# Exploring Delta Live Tables (DLT)
- DLT is a powerful tool to build production-grade data pipelines with ease.
- Offers a simple and intuitive interface to manage and monitor pipelines.
- Focuses on helping users extract insights, not manage infrastructure.
- Built on Apache Spark and designed to be declarative, reliable, and scalable.

### Benefits of Delta Live Tables
- **Simplified pipeline construction:**

  Uses a declarative approach to reduce code complexity and development time.

- **Automatic table dependency management:**

  Utilizes Directed Acyclic Graphs (DAGs) to manage dependencies efficiently.

- **Built-in data quality control:**

  Supports constraints and expectations to ensure high data quality.

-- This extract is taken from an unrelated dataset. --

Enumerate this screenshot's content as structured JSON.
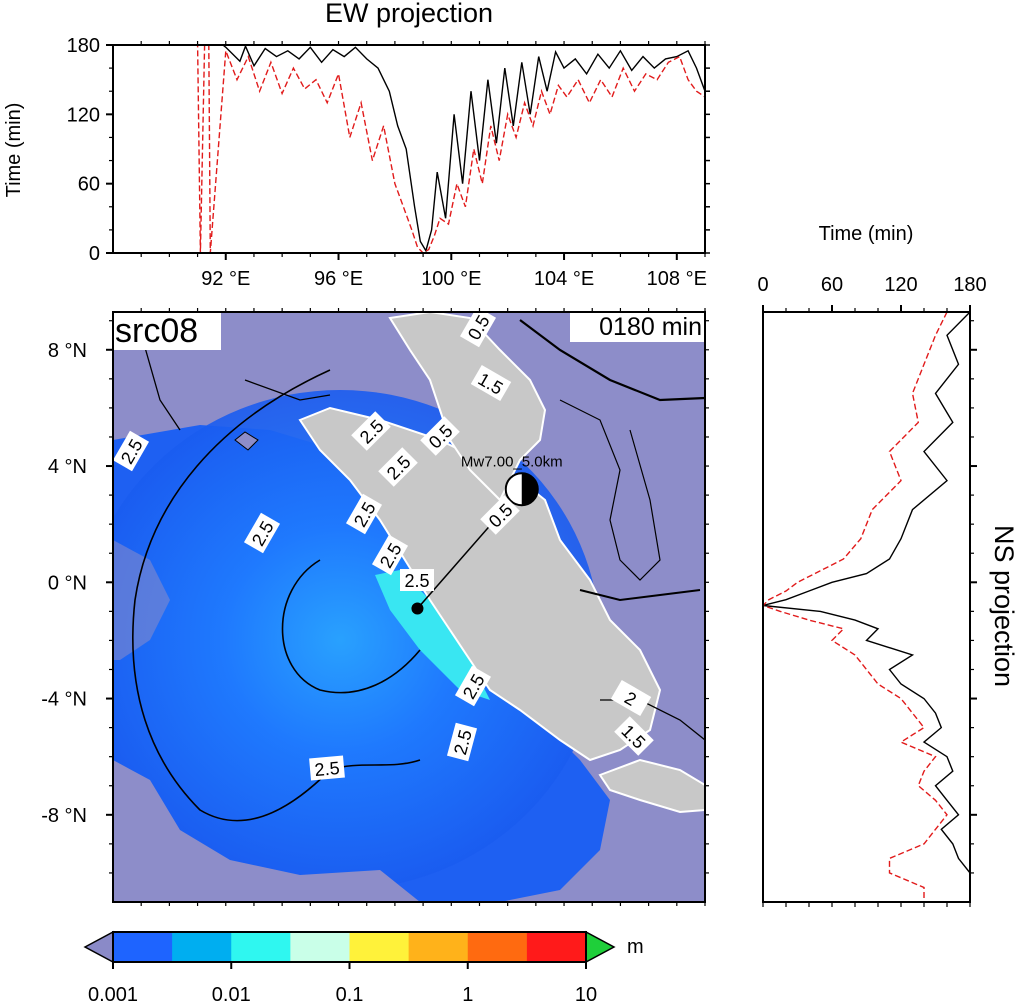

### DLT vs Spark Structured Streaming

| Feature                       | **Delta Live Tables (DLT)**                               | **Spark Structured Streaming**                                         |
| ----------------------------- | --------------------------------------------------------- | ---------------------------------------------------------------------- |
| **Framework Type**            | Declarative ETL framework built on Apache Spark           | Imperative stream processing API                                       |
| **Pipeline Definition**       | SQL or Python with `@dlt.table` decorators                | PySpark DataFrame API using `readStream` / `writeStream`               |
| **Checkpointing**             | Handled automatically by DLT                              | Must be configured manually via `.option("checkpointLocation", "...")` |
| **Data Quality Control**      | Built-in support via `EXPECT` and `CONSTRAINT` clauses    | Basic constraints via Delta Lake (e.g., NOT NULL, CHECK)               |
| **SQL Support for Streaming** | Full SQL support (`CREATE STREAMING TABLE`)               | Cannot create streaming tables with SQL alone                          |
| **Table Management**          | Manages table dependencies using DAGs                     | User must manage dependencies manually                                 |
| **Error Handling**            | Declarative `ON VIOLATION` actions: DROP ROW, FAIL UPDATE | Manual handling via custom logic or exception capture                  |
| **Observability & Logging**   | Built-in metrics and monitoring via DLT UI                | Limited by default; requires custom instrumentation                    |
| **Development Complexity**    | Simplified with less boilerplate code                     | More complex and code-heavy                                            |


### DLT Object Types
#### Streaming Tables
- **Purpose**: Handle incremental data (new records only).
- **Use Case:** Suitable for real-time or near-real-time data ingestion and processing.
- **Behavior:**
  - Each pipeline run processes only the new data added since the last run.
  - Requires streaming sources, such as Auto Loader or append-only Delta tables.
- **Processing Pattern:** Optimized for continuous updates from live data streams.

  **Example syntax:**

  `CREATE OR REFRESH STREAMING TABLE table_name AS`<br>
  `SELECT * FROM <streaming source>`


---

#### Materialized Views (formerly known as Live Tables)
- **Purpose**: Handle batch data (full refresh).
- **Use Case:** Ideal when input data includes updates, deletes, or overwrites.
- **Behavior:**
  - On each run, the entire query is re-executed and the table/view is fully updated.
  - Can work with both streaming and batch data sources.
- **Processing Pattern:** Ensures the target always reflects the latest complete view of source data.

  **Example syntax:**

  `CREATE OR REPLACE MATERIALIZED VIEW mview AS`<br>
  `SELECT * FROM <batch source>`

---

#### Live Views
- **Purpose:** Used for temporary, intermediate transformations.
- **Use Case:** Ideal for data quality checks, filtering, or shaping data within a pipeline, where the output doesn’t need to be stored long-term.
- **Behavior:**
  - Exists only during the pipeline run.
  - Not persisted to the catalog.
  - Used as logical layers to break down complex transformations.

  **Example syntax:**

  `CREATE TEMPORARY LIVE VIEW my_temp_view AS <query>`


### DLT Expectations for Data Quality
Delta Live Tables allows you to define data quality rules using expectations, which are enforced through the CONSTRAINT keyword in SQL or decorators in Python. These rules ensure that the data meets specified conditions before being processed further.

**Defining Constraints**
Use `CONSTRAINT <name> EXPECT (<condition>)` to define data rules.

⚠️ **Handling Violations with `ON VIOLATION` Clause**

- **DROP ROW:** Excludes rows that do not meet the condition.

  `CONSTRAINT <constraint_name> EXPECT (<condition>) ON VIOLATION DROP ROW`

- **FAIL UPDATE:** Fails the pipeline run if any row violates the condition.

  `CONSTRAINT <constraint_name> EXPECT (<condition>)ON VIOLATION FAIL UPDATE`

- **Default:** If ON VIOLATION is not specified, violations are logged but the pipeline continues processing.